Hyperfine interactions in szomolnokite (FeSO 4·H 2O)

Abstract

The temperature dependencies of the ferrous Mössbauer parameters for synthetic szomolnokite are determined in the range between 4 and 450 K. A magnetic order-disorder transition is observed at 29.6 ± 0.5 K. The Mössbauer spectra in the paramagnetic region are well fitted by the superposition of a Fe 2+ distributed quadrupole component and a small ferric doublet component. The spectra in the magnetic region are typically for Fe 2+, showing up to eight absorption lines. They are analyzed from diagonalization of the full nuclear-interaction hamiltonian. The saturation value of the hyperfine field is 32.5 T. For temperatures below 29 K, the adjusted value for the asymmetry parameter of the EFG is η ≈ 0.63 and for the quadrupole splitting Δ E Q ≈ 3.08 mm/s. These values are in line with those measured at temperatures in the paramagnetic regime. The temperature dependence of the quadrupole splitting is interpreted within the ferrous 5D orbital energy level scheme by a crystal field calculation based on the point symmetry of the Fe 2+ site in szomolnokite. It is found that the high asymmetry of the EFG is caused by the presence of the H 2O groups in the structure.

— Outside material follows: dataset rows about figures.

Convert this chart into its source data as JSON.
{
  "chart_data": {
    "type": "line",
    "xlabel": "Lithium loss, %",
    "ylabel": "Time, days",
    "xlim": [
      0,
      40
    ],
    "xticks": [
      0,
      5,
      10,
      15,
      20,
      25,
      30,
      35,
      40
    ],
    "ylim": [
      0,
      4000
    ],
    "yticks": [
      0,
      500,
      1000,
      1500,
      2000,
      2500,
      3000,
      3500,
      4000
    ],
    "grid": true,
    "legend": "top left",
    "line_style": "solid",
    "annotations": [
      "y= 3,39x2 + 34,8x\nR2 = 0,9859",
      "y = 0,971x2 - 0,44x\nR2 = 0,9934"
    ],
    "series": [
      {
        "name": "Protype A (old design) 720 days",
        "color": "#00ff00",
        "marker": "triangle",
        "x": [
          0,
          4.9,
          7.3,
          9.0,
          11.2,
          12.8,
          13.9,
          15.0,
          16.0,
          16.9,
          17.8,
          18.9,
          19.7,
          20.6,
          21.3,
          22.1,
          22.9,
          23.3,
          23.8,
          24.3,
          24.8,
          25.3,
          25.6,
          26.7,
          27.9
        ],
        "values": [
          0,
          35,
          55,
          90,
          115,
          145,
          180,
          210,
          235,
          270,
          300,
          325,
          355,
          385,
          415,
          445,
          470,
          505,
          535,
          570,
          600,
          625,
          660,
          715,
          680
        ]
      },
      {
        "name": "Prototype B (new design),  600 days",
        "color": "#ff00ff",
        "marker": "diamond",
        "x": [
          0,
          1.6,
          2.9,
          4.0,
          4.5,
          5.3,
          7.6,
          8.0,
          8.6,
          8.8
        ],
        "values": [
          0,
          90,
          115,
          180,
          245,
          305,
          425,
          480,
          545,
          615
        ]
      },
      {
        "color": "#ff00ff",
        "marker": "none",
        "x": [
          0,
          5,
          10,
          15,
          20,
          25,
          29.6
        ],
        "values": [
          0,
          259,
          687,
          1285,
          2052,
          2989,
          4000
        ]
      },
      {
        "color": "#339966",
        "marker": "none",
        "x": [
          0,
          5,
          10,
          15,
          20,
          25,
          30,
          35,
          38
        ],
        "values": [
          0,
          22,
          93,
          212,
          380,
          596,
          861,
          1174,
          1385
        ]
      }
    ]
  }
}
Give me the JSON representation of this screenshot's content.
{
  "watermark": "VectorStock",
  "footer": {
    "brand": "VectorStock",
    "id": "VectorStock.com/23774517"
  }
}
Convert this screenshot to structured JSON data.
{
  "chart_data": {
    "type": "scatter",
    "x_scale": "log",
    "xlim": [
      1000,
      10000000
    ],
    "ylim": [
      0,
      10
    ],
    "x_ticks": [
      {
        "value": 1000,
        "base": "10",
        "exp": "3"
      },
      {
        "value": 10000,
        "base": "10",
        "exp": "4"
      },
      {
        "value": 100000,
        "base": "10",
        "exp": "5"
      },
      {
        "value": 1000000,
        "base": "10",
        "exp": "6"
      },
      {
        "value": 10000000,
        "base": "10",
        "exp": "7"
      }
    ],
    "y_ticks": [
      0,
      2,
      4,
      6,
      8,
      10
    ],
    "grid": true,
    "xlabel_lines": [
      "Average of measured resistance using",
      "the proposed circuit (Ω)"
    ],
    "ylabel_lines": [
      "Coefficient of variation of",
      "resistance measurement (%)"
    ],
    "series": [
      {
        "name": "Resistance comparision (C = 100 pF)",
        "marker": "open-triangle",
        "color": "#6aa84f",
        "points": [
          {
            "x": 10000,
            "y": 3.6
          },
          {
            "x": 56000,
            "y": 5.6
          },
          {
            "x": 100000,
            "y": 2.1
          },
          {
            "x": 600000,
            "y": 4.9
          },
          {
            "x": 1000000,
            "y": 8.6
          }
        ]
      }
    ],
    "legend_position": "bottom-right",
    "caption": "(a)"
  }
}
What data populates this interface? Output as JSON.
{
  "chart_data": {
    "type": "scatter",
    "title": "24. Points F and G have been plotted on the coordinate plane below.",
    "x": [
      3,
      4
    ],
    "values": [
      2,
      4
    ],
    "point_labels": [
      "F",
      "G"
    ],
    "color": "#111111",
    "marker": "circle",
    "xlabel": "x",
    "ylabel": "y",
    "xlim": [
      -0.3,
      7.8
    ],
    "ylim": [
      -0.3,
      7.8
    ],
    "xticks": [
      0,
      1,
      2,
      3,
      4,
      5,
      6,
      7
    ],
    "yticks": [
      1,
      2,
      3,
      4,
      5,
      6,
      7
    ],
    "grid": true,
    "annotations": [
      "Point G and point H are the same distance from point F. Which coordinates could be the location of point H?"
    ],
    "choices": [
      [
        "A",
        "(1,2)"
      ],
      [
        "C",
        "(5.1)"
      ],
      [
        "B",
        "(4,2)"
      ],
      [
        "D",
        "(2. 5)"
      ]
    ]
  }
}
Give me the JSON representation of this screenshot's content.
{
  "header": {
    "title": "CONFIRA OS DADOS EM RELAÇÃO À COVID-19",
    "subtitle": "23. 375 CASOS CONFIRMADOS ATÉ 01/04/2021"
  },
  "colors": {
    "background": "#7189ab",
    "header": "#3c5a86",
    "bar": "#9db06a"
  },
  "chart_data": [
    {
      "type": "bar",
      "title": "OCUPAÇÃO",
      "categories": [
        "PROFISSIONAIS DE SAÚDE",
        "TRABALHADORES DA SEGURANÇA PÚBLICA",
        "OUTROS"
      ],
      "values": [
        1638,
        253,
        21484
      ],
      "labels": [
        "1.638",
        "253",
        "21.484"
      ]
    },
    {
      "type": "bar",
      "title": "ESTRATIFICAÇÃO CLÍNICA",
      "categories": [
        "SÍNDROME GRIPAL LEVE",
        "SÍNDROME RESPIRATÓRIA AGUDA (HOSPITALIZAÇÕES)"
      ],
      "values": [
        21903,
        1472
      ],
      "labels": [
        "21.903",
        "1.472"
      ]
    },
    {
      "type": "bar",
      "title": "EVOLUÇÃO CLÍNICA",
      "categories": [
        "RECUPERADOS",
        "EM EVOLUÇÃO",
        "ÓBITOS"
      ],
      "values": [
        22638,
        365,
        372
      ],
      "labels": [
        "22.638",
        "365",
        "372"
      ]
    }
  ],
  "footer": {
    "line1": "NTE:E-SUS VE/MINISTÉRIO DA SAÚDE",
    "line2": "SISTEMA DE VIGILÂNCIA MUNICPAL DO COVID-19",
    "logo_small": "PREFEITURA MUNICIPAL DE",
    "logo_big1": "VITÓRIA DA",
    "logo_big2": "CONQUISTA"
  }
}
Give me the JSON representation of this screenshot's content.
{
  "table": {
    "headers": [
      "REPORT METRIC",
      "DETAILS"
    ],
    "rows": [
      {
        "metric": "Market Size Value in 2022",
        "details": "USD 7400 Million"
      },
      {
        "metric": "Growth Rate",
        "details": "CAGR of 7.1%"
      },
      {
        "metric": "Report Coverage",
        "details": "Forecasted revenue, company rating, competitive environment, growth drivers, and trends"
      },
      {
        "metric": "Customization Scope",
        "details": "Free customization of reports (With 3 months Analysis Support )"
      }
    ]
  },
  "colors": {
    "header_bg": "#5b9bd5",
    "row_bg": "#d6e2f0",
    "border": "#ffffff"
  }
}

The variation of the hyperfine field with temperature is interpreted within the molecular field approximation, however, taking exchange magnetostriction into account. From the temperature dependence of the isomer shift the characteristic Mössbauer temperature Θ M is determined to be 425 K, from which the Mössbauer fraction at room temperature is estimated to be 0.79.